ここでは、社労士試験と受験までの業務経験の関連性についてお話します。

独学という観点からは少し外れるかもしれませんが、事前情報という観点から考えてみましょう。

社会保険労務士試験を受験する人の職業は様々ですが、平成24年度試験結果の統計によれば、会社員53.0%、無職19.1%、公務員6.4%、団体職員4.1%と、会社員の割合が半分以上になっています。

しかし、一言で会社員と言っても、営業部の人もいれば、経理部の人もいます。また、公務員や団体職員、自営業の人の中には、総務や人事の業務に携わっている人もいるため、合格者全体に占める総務・人事業務経験者の割合は不明です。
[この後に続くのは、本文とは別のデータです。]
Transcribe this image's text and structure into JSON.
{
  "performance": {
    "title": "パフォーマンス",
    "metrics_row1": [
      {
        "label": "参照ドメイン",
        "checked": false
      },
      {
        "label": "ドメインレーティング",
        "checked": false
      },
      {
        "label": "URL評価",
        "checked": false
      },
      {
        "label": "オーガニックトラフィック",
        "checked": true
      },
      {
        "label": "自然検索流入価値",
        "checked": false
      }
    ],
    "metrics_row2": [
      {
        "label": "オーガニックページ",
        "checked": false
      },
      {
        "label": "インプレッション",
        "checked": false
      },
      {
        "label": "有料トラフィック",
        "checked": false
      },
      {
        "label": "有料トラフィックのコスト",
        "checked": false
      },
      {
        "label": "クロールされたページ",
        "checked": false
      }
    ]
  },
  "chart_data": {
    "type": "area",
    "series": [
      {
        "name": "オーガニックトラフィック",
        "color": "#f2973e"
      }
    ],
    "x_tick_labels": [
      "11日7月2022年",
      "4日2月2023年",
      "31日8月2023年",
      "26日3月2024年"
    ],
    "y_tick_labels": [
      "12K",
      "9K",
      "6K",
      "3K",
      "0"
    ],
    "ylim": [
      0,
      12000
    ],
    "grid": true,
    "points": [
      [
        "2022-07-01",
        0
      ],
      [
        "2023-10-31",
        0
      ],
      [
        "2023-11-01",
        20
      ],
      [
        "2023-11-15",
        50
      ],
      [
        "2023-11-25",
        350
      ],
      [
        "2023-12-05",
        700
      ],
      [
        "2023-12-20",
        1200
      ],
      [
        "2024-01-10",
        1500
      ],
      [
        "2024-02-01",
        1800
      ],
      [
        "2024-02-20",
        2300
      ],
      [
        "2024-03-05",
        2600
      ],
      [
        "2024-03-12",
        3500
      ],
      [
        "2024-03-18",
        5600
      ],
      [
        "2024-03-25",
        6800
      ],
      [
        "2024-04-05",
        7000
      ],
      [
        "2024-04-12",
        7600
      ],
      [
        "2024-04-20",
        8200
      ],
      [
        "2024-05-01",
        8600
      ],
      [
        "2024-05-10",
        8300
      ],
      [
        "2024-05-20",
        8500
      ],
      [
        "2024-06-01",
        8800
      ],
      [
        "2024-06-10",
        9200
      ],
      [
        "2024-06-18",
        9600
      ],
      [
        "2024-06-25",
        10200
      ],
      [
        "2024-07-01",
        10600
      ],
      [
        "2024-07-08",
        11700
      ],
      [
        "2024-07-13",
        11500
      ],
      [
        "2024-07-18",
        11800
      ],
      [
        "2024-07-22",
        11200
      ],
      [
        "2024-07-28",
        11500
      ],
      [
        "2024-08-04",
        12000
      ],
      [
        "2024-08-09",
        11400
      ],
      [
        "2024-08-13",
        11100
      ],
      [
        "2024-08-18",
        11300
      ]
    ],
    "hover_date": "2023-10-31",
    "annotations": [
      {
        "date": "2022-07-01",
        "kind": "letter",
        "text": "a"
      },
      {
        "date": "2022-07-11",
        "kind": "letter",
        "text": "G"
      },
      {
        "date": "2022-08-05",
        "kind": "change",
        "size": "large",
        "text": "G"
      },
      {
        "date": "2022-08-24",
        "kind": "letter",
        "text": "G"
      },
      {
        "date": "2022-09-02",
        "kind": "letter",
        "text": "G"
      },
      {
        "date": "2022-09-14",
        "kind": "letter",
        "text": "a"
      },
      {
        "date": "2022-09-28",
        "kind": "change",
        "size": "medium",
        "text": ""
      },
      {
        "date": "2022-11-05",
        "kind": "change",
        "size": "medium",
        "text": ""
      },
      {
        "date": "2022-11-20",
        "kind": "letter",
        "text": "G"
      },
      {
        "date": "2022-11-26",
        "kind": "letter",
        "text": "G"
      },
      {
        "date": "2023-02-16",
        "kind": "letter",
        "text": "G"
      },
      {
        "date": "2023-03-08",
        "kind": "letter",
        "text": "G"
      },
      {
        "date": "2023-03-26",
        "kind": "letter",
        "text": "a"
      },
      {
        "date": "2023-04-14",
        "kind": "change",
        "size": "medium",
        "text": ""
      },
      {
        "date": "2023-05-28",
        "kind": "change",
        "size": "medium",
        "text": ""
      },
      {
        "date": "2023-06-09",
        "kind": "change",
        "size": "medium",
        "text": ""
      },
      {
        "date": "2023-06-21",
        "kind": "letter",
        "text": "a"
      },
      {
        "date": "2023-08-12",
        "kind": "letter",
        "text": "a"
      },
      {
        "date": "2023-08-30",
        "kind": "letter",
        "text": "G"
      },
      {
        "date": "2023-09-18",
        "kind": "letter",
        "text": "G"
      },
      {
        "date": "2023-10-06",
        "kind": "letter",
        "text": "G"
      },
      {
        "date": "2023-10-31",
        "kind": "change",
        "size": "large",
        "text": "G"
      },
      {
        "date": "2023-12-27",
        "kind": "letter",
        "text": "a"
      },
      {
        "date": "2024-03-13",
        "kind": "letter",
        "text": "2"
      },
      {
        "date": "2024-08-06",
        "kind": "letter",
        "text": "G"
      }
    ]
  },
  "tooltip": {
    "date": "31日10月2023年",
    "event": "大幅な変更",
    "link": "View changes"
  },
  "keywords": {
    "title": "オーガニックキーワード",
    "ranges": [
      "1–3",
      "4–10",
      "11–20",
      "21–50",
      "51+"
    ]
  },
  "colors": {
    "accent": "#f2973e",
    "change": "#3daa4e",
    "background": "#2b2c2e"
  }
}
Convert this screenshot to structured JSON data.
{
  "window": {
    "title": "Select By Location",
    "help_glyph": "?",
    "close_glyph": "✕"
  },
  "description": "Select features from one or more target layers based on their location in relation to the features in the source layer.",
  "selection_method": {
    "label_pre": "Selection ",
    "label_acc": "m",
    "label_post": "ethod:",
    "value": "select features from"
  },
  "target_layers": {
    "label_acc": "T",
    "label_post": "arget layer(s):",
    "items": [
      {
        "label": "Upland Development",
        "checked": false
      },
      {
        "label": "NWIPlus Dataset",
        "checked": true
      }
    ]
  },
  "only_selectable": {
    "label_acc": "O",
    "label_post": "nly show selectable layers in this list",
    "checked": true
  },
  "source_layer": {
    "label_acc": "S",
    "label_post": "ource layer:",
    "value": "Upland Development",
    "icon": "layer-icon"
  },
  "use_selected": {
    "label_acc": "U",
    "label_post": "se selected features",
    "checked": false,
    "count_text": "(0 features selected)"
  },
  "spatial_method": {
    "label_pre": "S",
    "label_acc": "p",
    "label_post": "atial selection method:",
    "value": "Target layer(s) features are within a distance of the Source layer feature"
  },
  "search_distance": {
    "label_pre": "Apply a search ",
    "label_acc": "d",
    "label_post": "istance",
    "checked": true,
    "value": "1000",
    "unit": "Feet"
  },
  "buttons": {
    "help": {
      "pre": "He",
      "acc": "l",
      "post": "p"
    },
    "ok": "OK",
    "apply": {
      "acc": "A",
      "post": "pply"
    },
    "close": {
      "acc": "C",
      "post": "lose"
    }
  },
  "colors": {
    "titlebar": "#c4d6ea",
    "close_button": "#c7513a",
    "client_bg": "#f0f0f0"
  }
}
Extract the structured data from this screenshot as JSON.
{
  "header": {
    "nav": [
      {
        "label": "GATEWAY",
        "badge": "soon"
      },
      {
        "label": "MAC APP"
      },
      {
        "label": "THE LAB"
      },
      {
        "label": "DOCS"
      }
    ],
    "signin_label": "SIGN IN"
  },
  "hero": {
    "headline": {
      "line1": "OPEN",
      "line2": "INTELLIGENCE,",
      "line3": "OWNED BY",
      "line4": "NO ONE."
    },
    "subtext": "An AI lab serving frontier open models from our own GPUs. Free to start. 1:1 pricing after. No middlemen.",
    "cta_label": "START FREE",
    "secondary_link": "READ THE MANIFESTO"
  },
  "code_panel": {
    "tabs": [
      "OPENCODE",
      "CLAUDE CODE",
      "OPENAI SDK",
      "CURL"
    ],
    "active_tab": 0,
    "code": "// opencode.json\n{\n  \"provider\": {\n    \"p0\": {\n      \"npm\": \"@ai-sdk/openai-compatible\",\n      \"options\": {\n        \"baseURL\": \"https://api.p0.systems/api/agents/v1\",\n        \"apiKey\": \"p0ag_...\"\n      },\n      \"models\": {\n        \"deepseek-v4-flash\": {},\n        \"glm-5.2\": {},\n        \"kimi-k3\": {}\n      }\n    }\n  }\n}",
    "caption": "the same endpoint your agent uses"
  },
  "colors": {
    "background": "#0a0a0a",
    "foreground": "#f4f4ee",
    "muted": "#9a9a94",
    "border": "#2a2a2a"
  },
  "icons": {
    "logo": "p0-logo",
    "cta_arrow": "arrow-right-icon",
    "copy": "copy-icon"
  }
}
さて、社会保険労務士試験の試験範囲は、いわゆる総務・人事の業務と、大きくリンクしていますが、総務・人事の業務経験は、やはり有利なのでしょうか?

結論から言えば、当然、有利ではあるはずです。なぜなら、「標準報酬」「特別加入」「休業補償」「傷病手当金」といった用語になじみがあるであろうし、労働法や社会保険法の基礎的な知識を既に持っていることが多いからです。更に、就業規則の改定などに実際に携わった人であれば尚のこと、試験の為の学習に先立って、かなりの予備知識を持っていることになります。

一方、業務経験ゼロの人は、「えーと、“概算保険料”って、初めてきく言葉だぞ。一体、何のことだ?」というところから始めなければなりません。

しかし、現実は、こうした全くの初学者が合格し、何年も人事部で働いていた人が不合格になったりしてるという現実があるのです。なぜでしょうか?

学習の度合いもあれば、試験というものへの得手不得手もあるでしょうが、総務・人事経験者で不合格になる人には、「慣れ」という落とし穴もあるような気がしてなりません。